По мере того как Гюг чувствовал, что его трогательный обман ускользает от него, он все. более возвращался к городу, сливая с ним свою душу, изощряясь в этой другой параллели, которою еще раньше — в первое время своего вдовства и приезда в Брюгге он наполнял свою печаль. Теперь, когда Жанна перестала напоминать ему умершую жену, он сам стал походить на город. Он хорошо это чувствовал во время своих однообразных и продолжительных прогулок по пустынным улицам.
Иногда ему становилось тяжело оставаться дома, он пугался одиночества своего жилища, ветра, рыдающего в трубах, многочисленных воспоминаний, окружавших его, точно пристально смотрящие глаза. Он гулял почти целый день, без цели, ничего не делая, неуверенный в Жанне и в своем собственном чувстве к ней.
Любил ли он ее на самом деле? А она сама, скрывала ли она равнодушие к нему или измену? Неясные сомнения! Грустные, короткие зимние сумерки! Сгущающийся туман! Он чувствовал, что туман проникал в его душу, и все его ясные мысли тонули в этой серой летаргии.
Ах! этот Брюгге в зимний вечер!
Влияние города на него снова проявлялось: урок молчания, исходящий от неподвижных каналов, тишина которых вознаграждается присутствием благородных лебедей; пример отречения, подаваемый молчаливыми набережными; в особенности совет — благочестия и строгости, падавший с высоких колоколен! Notre-Damme и St. Sauveur, всегда находящихся на краю горизонта… Он инстинктивно поднимал к ним глаза, точно искал прибежища; но башни пренебрегали его несчастною любовью. Они, казалось, говорили: "Взгляни на нас! Мы живем только верою! Печальные, без всякой скульптурной улыбки, с видом воздушных крепостей, мы поднимаемся к Богу. Мы — воинствующие колокольни! Злой дух истощил все свои стрелы против нас".
О, да! Гюг желал бы походить на них. Быть только башнею, выше жизни! Но он не мог похвастаться как брюжские колокольни, что победил искушение дьявола. Напротив, можно было бы сказать, что охватившая его страсть, от которой он страдал, как от беснования, была делом дьявола.
Ему приходили на память истории из области сатанизма, прочитанные книги.
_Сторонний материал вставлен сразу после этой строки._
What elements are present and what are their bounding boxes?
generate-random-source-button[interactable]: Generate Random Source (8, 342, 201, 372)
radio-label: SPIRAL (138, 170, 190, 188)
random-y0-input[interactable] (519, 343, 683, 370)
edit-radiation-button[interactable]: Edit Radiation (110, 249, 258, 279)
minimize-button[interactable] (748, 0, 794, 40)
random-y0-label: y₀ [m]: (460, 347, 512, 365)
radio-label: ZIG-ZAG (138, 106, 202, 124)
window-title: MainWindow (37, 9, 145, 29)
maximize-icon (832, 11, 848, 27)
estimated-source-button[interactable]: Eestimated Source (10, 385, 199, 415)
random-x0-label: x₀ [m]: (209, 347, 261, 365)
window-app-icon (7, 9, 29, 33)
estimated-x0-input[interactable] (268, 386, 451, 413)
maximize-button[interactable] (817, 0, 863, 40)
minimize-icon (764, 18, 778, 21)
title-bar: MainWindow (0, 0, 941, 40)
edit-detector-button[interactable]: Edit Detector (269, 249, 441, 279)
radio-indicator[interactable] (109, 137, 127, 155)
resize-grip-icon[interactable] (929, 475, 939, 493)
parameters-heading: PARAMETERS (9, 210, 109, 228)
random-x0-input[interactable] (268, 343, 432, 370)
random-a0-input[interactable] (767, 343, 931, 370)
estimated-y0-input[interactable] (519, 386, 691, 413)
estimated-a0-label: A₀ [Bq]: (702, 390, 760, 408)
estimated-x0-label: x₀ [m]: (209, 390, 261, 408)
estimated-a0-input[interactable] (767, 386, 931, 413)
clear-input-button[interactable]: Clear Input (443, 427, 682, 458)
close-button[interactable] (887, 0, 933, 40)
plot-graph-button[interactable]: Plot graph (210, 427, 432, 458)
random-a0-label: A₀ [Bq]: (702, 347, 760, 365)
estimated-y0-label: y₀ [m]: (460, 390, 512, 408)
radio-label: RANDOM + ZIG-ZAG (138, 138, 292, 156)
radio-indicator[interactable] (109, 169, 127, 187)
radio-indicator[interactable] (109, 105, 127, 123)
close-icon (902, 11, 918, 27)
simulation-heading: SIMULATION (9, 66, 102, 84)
Не было ли в этом случае какого-нибудь основания для этого страха тайных сил и колдовства?
Не было ли это следствие из какого-нибудь условия, написанного кровью, которое должно было завершиться кровавой драмой? Временами Гюг чувствовал точно тень Смерти, приближавшейся к нему.
Ему хотелось избегнуть Смерти, победить ее пересилить с помощью этого исключительного сходства. Может быть, теперь Смерть мстила за себя.
Но он мог еще избавиться, спасти свою душу вовремя! И, блуждая по кварталам великого мистического города, он поднимал глаза к сострадательным колокольням, к утешению колоколов, милосердному призыву Мадонн, которые на углу каждой улицы простирали руки из глубины ниши, скрываясь под стеклом, среди свечей и роз, точно мертвых цветов в стеклянном гробу.
Да, он будет спасен от гибельного ига! Он одумался. Он стал расстригою печали. Но он покается! Он сделается тем, чем был. Он уже снова напоминал город. Он чувствовал себя братом по безмолвию и меланхолии этого печального Брюгге, который был его soror dolorosa. Ах, как он хорошо сделал, что вернулся сюда в пору своего глубокого траура! Немые аналогии! Взаимное проникновение предметов и души! Душа входит в предметы, и предметы проникают в душу.
Города, к тому же, являются личностью, отличаются независимым духом, ясно проявляющимся характером, который соответствует радости новой любви, отречению, вдовству. Всякий город кажется душевным настроением, и это настроение, после мимолетного пребывания в нем, сообщается нашей душе, проникает в нее точно жидкость, которую мы воспринимаем вместе с оттенком воздуха.
Гюг с самого начала ощутил это бледное, нежное влияние Брюгге, и благодаря ему предавался исключительно воспоминаниям, отрицал надежду, ждал доброй смерти…
И теперь еще, несмотря на его настоящие тревоги, его печаль немного растворялась вечером, возле длинных каналов спокойной воды, и он старался вновь стать образом и подобием города.